Nelle tre camerette adattate per lui,
visse sei anni e tre mesi, in lieta conversazione con i suoi fratelli di
religione. Poche persone ricevette premunite di permessi e di firme. Non visitò
il Convento e la Chiesa che una sola volta e di notte. Nell’orticello adiacente
al suo oratorio non scese che poche volte, timoroso di essere osservato dalle
abitazioni circostanti. Nel corridoio e nelle stanze dei frati non entrò che per
visitare i confratelli ammalati. Eppure la sua anima piena di Dio non conteneva
la gioia. Confessava di non essersi trovato bene in nessun posto come in Osimo.
Le estasi, i voli, i rapimenti si ripetevano al solo nome di Gesù e Maria. La
Messa non durava meno di due ore, rapito come era dal mistero d’amore del suo
Dio. Ma ormai l’«asinello» iniziava la salita dell’ultimo monte. Cantava: «Gesù,
Gesù, Gesù, / deh,, tirami lassù; / lassù in paradiso / ché là godrò il bel
viso; / là ti potrò più amare / e con gli Angeli lodare».
L’ultima estasi incontro all’Eucaristia
Il 15 agosto del 1663 celebrò la
sua ultima Messa. Da tempo sopportava la malattia senza incomodare nessuno. Ma
ormai la febbre vinceva chiudendolo nell’ultima stanzetta. Il 12 settembre,
quando gli portarono il Signore per viatico, volò dal letto fino alla porta
della stanza per riceverlo. E predisse : «Il giorno che non riceverò il
Pecoriello, morirò». Informarono il cardinal Bichi della malattia. Quando ne
giunse la risposta con la Benedizione Papale, Giuseppe non riusciva a stare in
sé dalla gioia. «Queste son grazie troppo singolari - diceva - che mi fa Dio,
mentre muove un Pontefice a mandare la sua Benedizione ad un povero fraticello
come sono io. Oh! quanto è buono, quanto è misericordioso il nostro Dio. Volle
assolutamente alzarsi e, recitate le Litanie della Vergine, ricevette il dono
del Papa col cingolo al collo. L’agonia si ebbe la sera del 18 settembre 1663.

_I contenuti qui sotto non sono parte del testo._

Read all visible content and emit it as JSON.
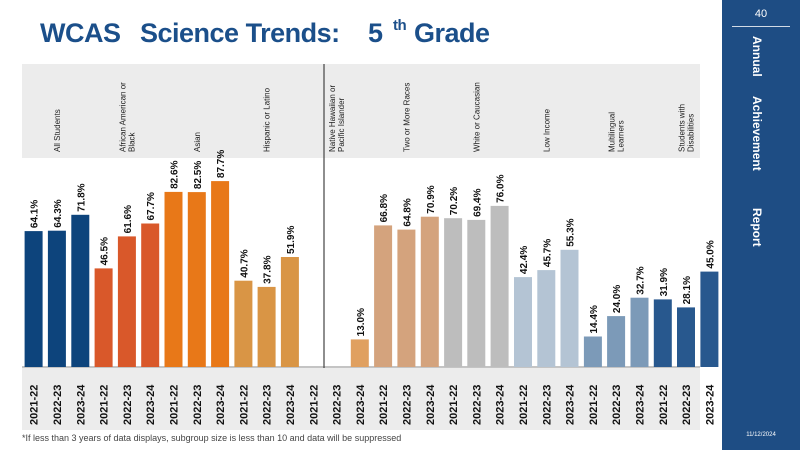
{
  "title": {
    "part1": "WCAS",
    "part2": "Science Trends:",
    "grade_num": "5",
    "grade_sup": "th",
    "grade_word": "Grade"
  },
  "sidebar": {
    "page_number": "40",
    "word1": "Annual",
    "word2": "Achievement",
    "word3": "Report",
    "date": "11/12/2024"
  },
  "footnote": "*If less than 3 years of data displays, subgroup size is less than 10 and data will be suppressed",
  "chart_data": {
    "type": "bar",
    "ylim": [
      0,
      100
    ],
    "x_categories": [
      "2021-22",
      "2022-23",
      "2023-24"
    ],
    "groups": [
      {
        "name": "All Students",
        "color": "#0d447c",
        "values": [
          64.1,
          64.3,
          71.8
        ]
      },
      {
        "name": "African American or Black",
        "color": "#d9582a",
        "values": [
          46.5,
          61.6,
          67.7
        ]
      },
      {
        "name": "Asian",
        "color": "#e87818",
        "values": [
          82.6,
          82.5,
          87.7
        ]
      },
      {
        "name": "Hispanic or Latino",
        "color": "#d99545",
        "values": [
          40.7,
          37.8,
          51.9
        ]
      },
      {
        "name": "Native Hawaiian or Pacific Islander",
        "color": "#e0a060",
        "values": [
          null,
          null,
          13.0
        ]
      },
      {
        "name": "Two or More Races",
        "color": "#d4a37d",
        "values": [
          66.8,
          64.8,
          70.9
        ]
      },
      {
        "name": "White or Caucasian",
        "color": "#bdbdbd",
        "values": [
          70.2,
          69.4,
          76.0
        ]
      },
      {
        "name": "Low Income",
        "color": "#b4c4d4",
        "values": [
          42.4,
          45.7,
          55.3
        ]
      },
      {
        "name": "Multilingual Learners",
        "color": "#7c9ab8",
        "values": [
          14.4,
          24.0,
          32.7
        ]
      },
      {
        "name": "Students with Disabilities",
        "color": "#28588e",
        "values": [
          31.9,
          28.1,
          45.0
        ]
      }
    ]
  }
}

Si dispose come un morto, le mani sul petto e gli occhi fissi in alto. Mano a
mano che rispondeva alle preghiere dei moribondi, una intima letizia ne
illuminava il volto pallido. Sembrava ridesse per troppo piacere. A notte alta,
sorrise ancora due volte e spirò. – La folla che egli miracolosamente conosceva
e che aveva beneficato con le sue preghiere, assaliva ora il convento per vedere
il Santo. Occorse deporlo in sacrestia dietro una barricata di travi e di
tavole, perché la moltitudine che riempiva la Chiesa avesse modo di sfollare nel
chiostro adiacente. E fu necessario atterrirla con una scomunica per salvare
qualcosa della tonaca e del corpo dalla... furiosa venerazione. Il
pellegrinaggio durò fino a tarda notte. Lo seppellirono dinanzi all’altare
dell’Immacolata, che nell’antica chiesa era situato a sinistra dell’altare
maggiore, presso il campanile. Fu beatificato da Benedetto XIV il 24 febbraio
1753 e dichiarato Santo da Clemente XIII il 16 luglio 1767.